Troy Trygstad, PharmD, MBA, PhD: It sounds to me like something that would be very helpful is if that the expectations of community pharmacies were different for you? So, if there was an expectation that there was that follow up, I think it would be great if all of our diabetic patients followed up in 3 months. I don’t know what your return rate is in 3 months, but we all need help out there. It takes a village to take care of these patients. But when you’re in clinic, how are you helping a practitioner like Dr. Morales? What are some specific services that might be there for the patient, where you’re working as a team?

Dhiren Patel, PharmD: The way our clinic is set up, we have a team. I sit within an endocrine clinic. We have 3 endocrinologists, myself, and a nurse practitioner who make up our core team. And then, we obviously have the ability to refer to nutrition dieticians, social workers, and all of our other care team members. But, that consists of our core unit. We take referrals, and consults from all of our primary care colleagues. In a typical day, we carry our own panel of patients in a way very similar to what a nurse practitioner or a physician’s assistant would. But then, we’re also available for any warm transfers. Dr. Morales could see a prescription and decide, 'I’m starting this patient on insulin. He needs to know a little bit about hypoglycemia, how to inject it, and how to use a meter.' Well, his time probably could be used a little bit more effectively by seeing another patient, and by making another diagnosis.
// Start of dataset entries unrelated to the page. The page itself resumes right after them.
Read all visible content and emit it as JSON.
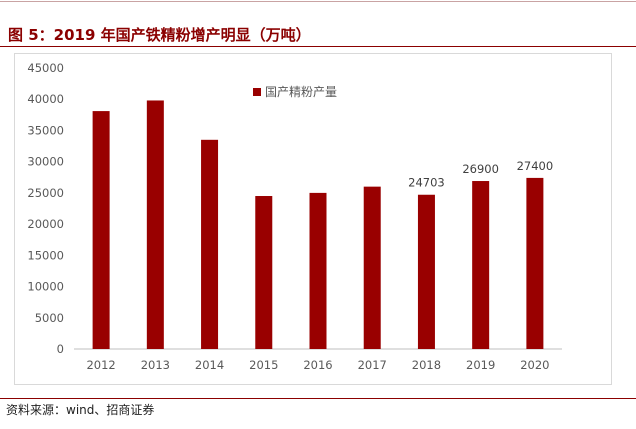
{
  "header": {
    "title": "图 5：2019 年国产铁精粉增产明显（万吨）"
  },
  "footer": {
    "source": "资料来源：wind、招商证券"
  },
  "chart_data": {
    "type": "bar",
    "categories": [
      "2012",
      "2013",
      "2014",
      "2015",
      "2016",
      "2017",
      "2018",
      "2019",
      "2020"
    ],
    "series": [
      {
        "name": "国产精粉产量",
        "values": [
          38100,
          39800,
          33500,
          24500,
          25000,
          26000,
          24703,
          26900,
          27400
        ]
      }
    ],
    "data_labels": {
      "6": "24703",
      "7": "26900",
      "8": "27400"
    },
    "yticks": [
      "0",
      "5000",
      "10000",
      "15000",
      "20000",
      "25000",
      "30000",
      "35000",
      "40000",
      "45000"
    ],
    "ylim": [
      0,
      45000
    ],
    "xlabel": "",
    "ylabel": "",
    "legend_position": "top-center",
    "grid": false,
    "bar_color": "#990000"
  }
}
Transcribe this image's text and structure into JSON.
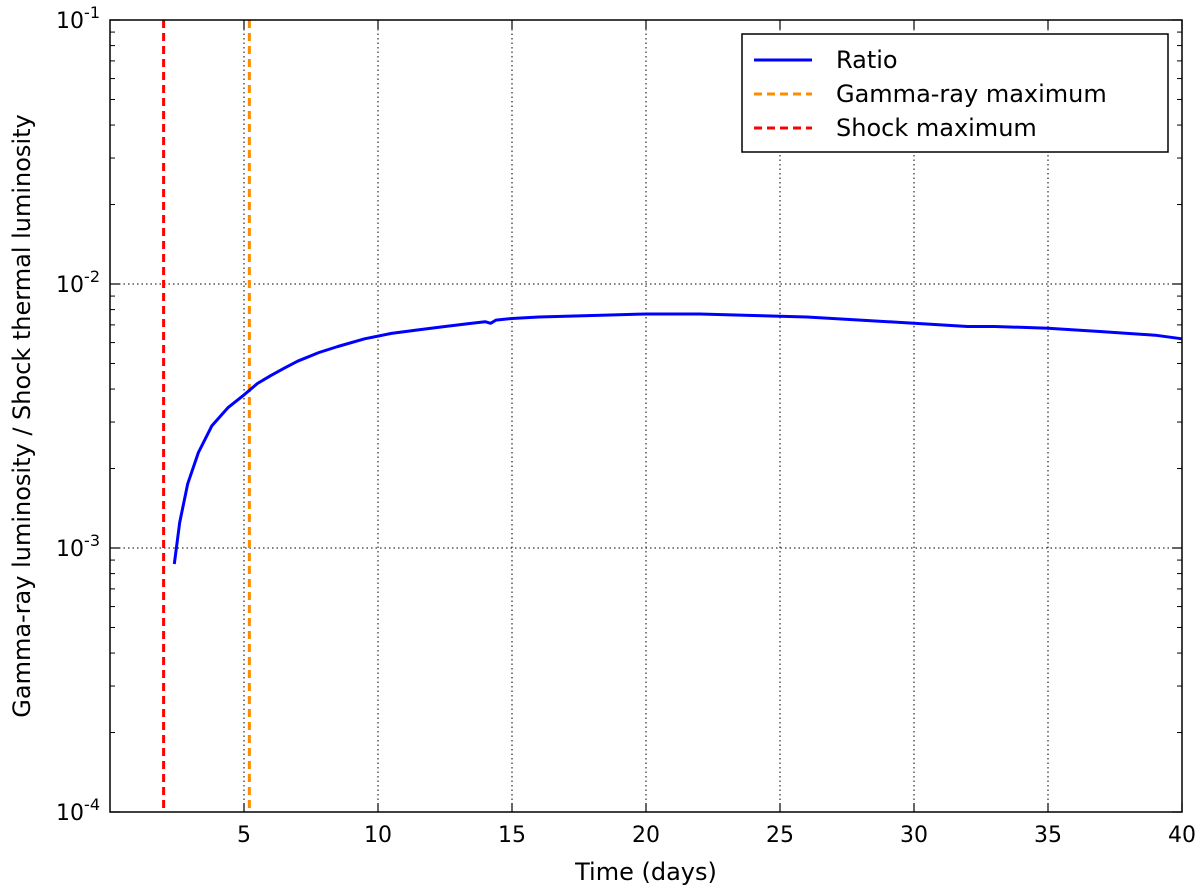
{
  "chart_data": {
    "type": "line",
    "xlabel": "Time (days)",
    "ylabel": "Gamma-ray luminosity / Shock thermal luminosity",
    "xlim": [
      0,
      40
    ],
    "ylim": [
      0.0001,
      0.1
    ],
    "yscale": "log",
    "grid": true,
    "legend_position": "top-right",
    "x_ticks": [
      5,
      10,
      15,
      20,
      25,
      30,
      35,
      40
    ],
    "x_tick_labels": [
      "5",
      "10",
      "15",
      "20",
      "25",
      "30",
      "35",
      "40"
    ],
    "y_ticks": [
      0.0001,
      0.001,
      0.01,
      0.1
    ],
    "y_tick_labels": [
      {
        "base": "10",
        "exp": "-4"
      },
      {
        "base": "10",
        "exp": "-3"
      },
      {
        "base": "10",
        "exp": "-2"
      },
      {
        "base": "10",
        "exp": "-1"
      }
    ],
    "series": [
      {
        "name": "Ratio",
        "style": "solid",
        "color": "#0000ff",
        "x": [
          2.4,
          2.6,
          2.9,
          3.3,
          3.8,
          4.4,
          5.0,
          5.5,
          6.0,
          6.5,
          7.0,
          7.8,
          8.5,
          9.5,
          10.5,
          11.5,
          12.5,
          13.5,
          14.0,
          14.2,
          14.4,
          15.0,
          16.0,
          18.0,
          20.0,
          22.0,
          24.0,
          26.0,
          28.0,
          30.0,
          32.0,
          33.0,
          35.0,
          37.0,
          39.0,
          40.0
        ],
        "y": [
          0.00087,
          0.00125,
          0.00175,
          0.0023,
          0.0029,
          0.0034,
          0.0038,
          0.0042,
          0.0045,
          0.0048,
          0.0051,
          0.0055,
          0.0058,
          0.0062,
          0.0065,
          0.0067,
          0.0069,
          0.0071,
          0.0072,
          0.0071,
          0.0073,
          0.0074,
          0.0075,
          0.0076,
          0.0077,
          0.0077,
          0.0076,
          0.0075,
          0.0073,
          0.0071,
          0.0069,
          0.0069,
          0.0068,
          0.0066,
          0.0064,
          0.0062
        ]
      },
      {
        "name": "Gamma-ray maximum",
        "style": "dashed-vertical",
        "color": "#ff8c00",
        "x_value": 5.2
      },
      {
        "name": "Shock maximum",
        "style": "dashed-vertical",
        "color": "#ff0000",
        "x_value": 2.0
      }
    ]
  }
}
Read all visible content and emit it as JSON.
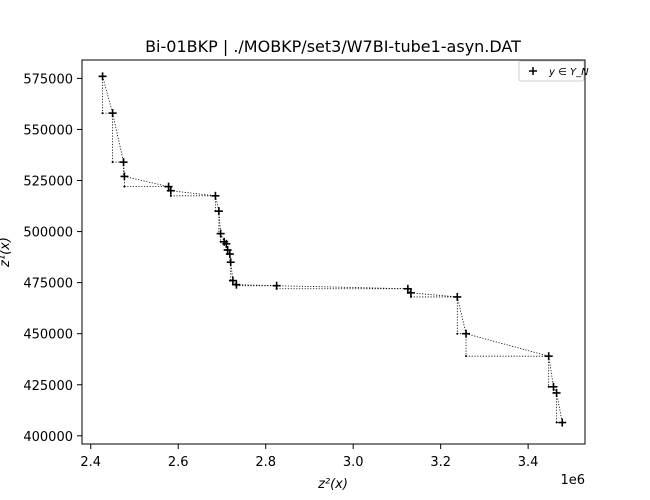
{
  "chart_data": {
    "type": "scatter",
    "title": "Bi-01BKP | ./MOBKP/set3/W7BI-tube1-asyn.DAT",
    "xlabel": "z²(x)",
    "ylabel": "z¹(x)",
    "x_multiplier": "1e6",
    "xlim": [
      2.38,
      3.53
    ],
    "ylim": [
      396000,
      584000
    ],
    "x_ticks": [
      2.4,
      2.6,
      2.8,
      3.0,
      3.2,
      3.4
    ],
    "x_tick_labels": [
      "2.4",
      "2.6",
      "2.8",
      "3.0",
      "3.2",
      "3.4"
    ],
    "y_ticks": [
      400000,
      425000,
      450000,
      475000,
      500000,
      525000,
      550000,
      575000
    ],
    "y_tick_labels": [
      "400000",
      "425000",
      "450000",
      "475000",
      "500000",
      "525000",
      "550000",
      "575000"
    ],
    "legend": {
      "position": "top-right",
      "entries": [
        {
          "label": "y ∈ Y_N",
          "marker": "plus"
        }
      ]
    },
    "grid": false,
    "series": [
      {
        "name": "y ∈ Y_N",
        "marker": "plus",
        "color": "#000000",
        "x": [
          2.427,
          2.45,
          2.475,
          2.477,
          2.578,
          2.583,
          2.685,
          2.693,
          2.697,
          2.705,
          2.71,
          2.713,
          2.718,
          2.72,
          2.725,
          2.733,
          2.825,
          3.125,
          3.132,
          3.238,
          3.258,
          3.447,
          3.458,
          3.465,
          3.478
        ],
        "y": [
          576000,
          558000,
          534000,
          527000,
          522000,
          520000,
          517500,
          510000,
          499000,
          495000,
          494000,
          491000,
          489000,
          485000,
          476000,
          474000,
          473500,
          472000,
          470000,
          468000,
          450000,
          439000,
          424000,
          421000,
          406500
        ]
      }
    ]
  },
  "colors": {
    "ink": "#000000",
    "background": "#ffffff",
    "legend_border": "#cccccc"
  }
}
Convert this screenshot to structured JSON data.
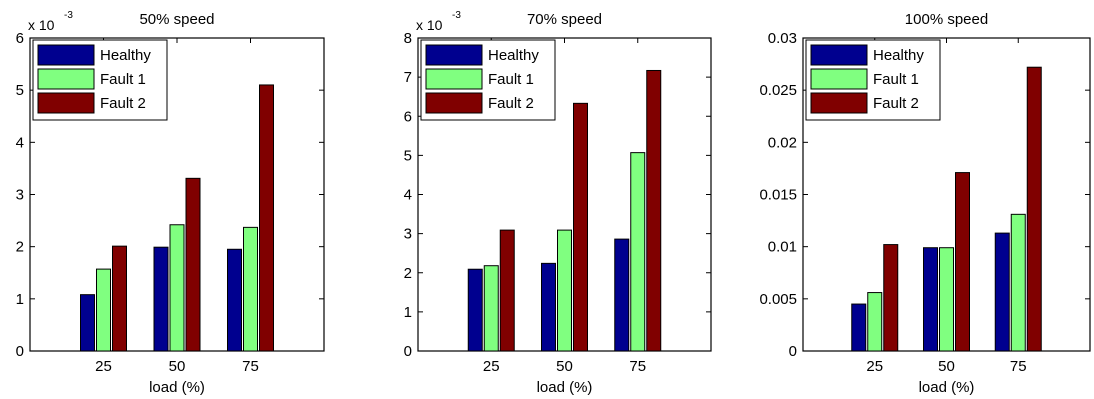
{
  "colors": {
    "healthy": "#00008f",
    "fault1": "#80ff80",
    "fault2": "#800000",
    "axis": "#000000"
  },
  "chart_data": [
    {
      "type": "bar",
      "title": "50% speed",
      "xlabel": "load (%)",
      "ylabel": "",
      "exponent_label": "x 10",
      "exponent_power": "-3",
      "categories": [
        "25",
        "50",
        "75"
      ],
      "xlim": [
        0,
        4
      ],
      "ylim": [
        0,
        6
      ],
      "yticks": [
        0,
        1,
        2,
        3,
        4,
        5,
        6
      ],
      "ytick_labels": [
        "0",
        "1",
        "2",
        "3",
        "4",
        "5",
        "6"
      ],
      "legend_position": "top-left",
      "series": [
        {
          "name": "Healthy",
          "values": [
            1.08,
            1.99,
            1.95
          ]
        },
        {
          "name": "Fault 1",
          "values": [
            1.57,
            2.42,
            2.37
          ]
        },
        {
          "name": "Fault 2",
          "values": [
            2.01,
            3.31,
            5.1
          ]
        }
      ]
    },
    {
      "type": "bar",
      "title": "70% speed",
      "xlabel": "load (%)",
      "ylabel": "",
      "exponent_label": "x 10",
      "exponent_power": "-3",
      "categories": [
        "25",
        "50",
        "75"
      ],
      "xlim": [
        0,
        4
      ],
      "ylim": [
        0,
        8
      ],
      "yticks": [
        0,
        1,
        2,
        3,
        4,
        5,
        6,
        7,
        8
      ],
      "ytick_labels": [
        "0",
        "1",
        "2",
        "3",
        "4",
        "5",
        "6",
        "7",
        "8"
      ],
      "legend_position": "top-left",
      "series": [
        {
          "name": "Healthy",
          "values": [
            2.09,
            2.24,
            2.86
          ]
        },
        {
          "name": "Fault 1",
          "values": [
            2.18,
            3.09,
            5.07
          ]
        },
        {
          "name": "Fault 2",
          "values": [
            3.09,
            6.33,
            7.17
          ]
        }
      ]
    },
    {
      "type": "bar",
      "title": "100% speed",
      "xlabel": "load (%)",
      "ylabel": "",
      "exponent_label": "",
      "exponent_power": "",
      "categories": [
        "25",
        "50",
        "75"
      ],
      "xlim": [
        0,
        4
      ],
      "ylim": [
        0,
        0.03
      ],
      "yticks": [
        0,
        0.005,
        0.01,
        0.015,
        0.02,
        0.025,
        0.03
      ],
      "ytick_labels": [
        "0",
        "0.005",
        "0.01",
        "0.015",
        "0.02",
        "0.025",
        "0.03"
      ],
      "legend_position": "top-left",
      "series": [
        {
          "name": "Healthy",
          "values": [
            0.0045,
            0.0099,
            0.0113
          ]
        },
        {
          "name": "Fault 1",
          "values": [
            0.0056,
            0.0099,
            0.0131
          ]
        },
        {
          "name": "Fault 2",
          "values": [
            0.0102,
            0.0171,
            0.0272
          ]
        }
      ]
    }
  ]
}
And for those, we’ll take the warm transfers. We’ll make sure that we show them the first injection in the clinic. We’ll do a demonstration for them. We’ll even have the students go downstairs, and pick up their supplies, and practice on their own supplies, if it’s the first time. But, it’s that additional time that’s needed, where they can’t fit it into a 15- or 30-minute meeting. Or, in many cases, for us it’s a follow-up, right? So, if he were to start insulin today, the patient needs to get titrated sooner than during the next 3-month appointment. On that 2-week follow-up, I can say, 'Hey, I wanted to see how your blood sugars are. What are the averages?' And if I need to, I can talk to the provider. 'In the morning, it’s still high. We’re going to go up.' So, in between the visits, we kind of close that gap, as well.

Troy Trygstad, PharmD, MBA, PhD: If you’re in an endocrinology clinic, it speaks to the intersections as well. If you need to titrate on the antidiabetic medications with a cohort where there’s high comorbidity rates with depression, it’s the same story, right?

Dhiren Patel, PharmD: We see it all.

Troy Trygstad, PharmD, MBA, PhD: There’s a need for titration. There’s a need for determining how we get to a stabilized result. That first prescription, out the door, is not necessarily where you’re going to land at 3, 9, or 12 months down the road.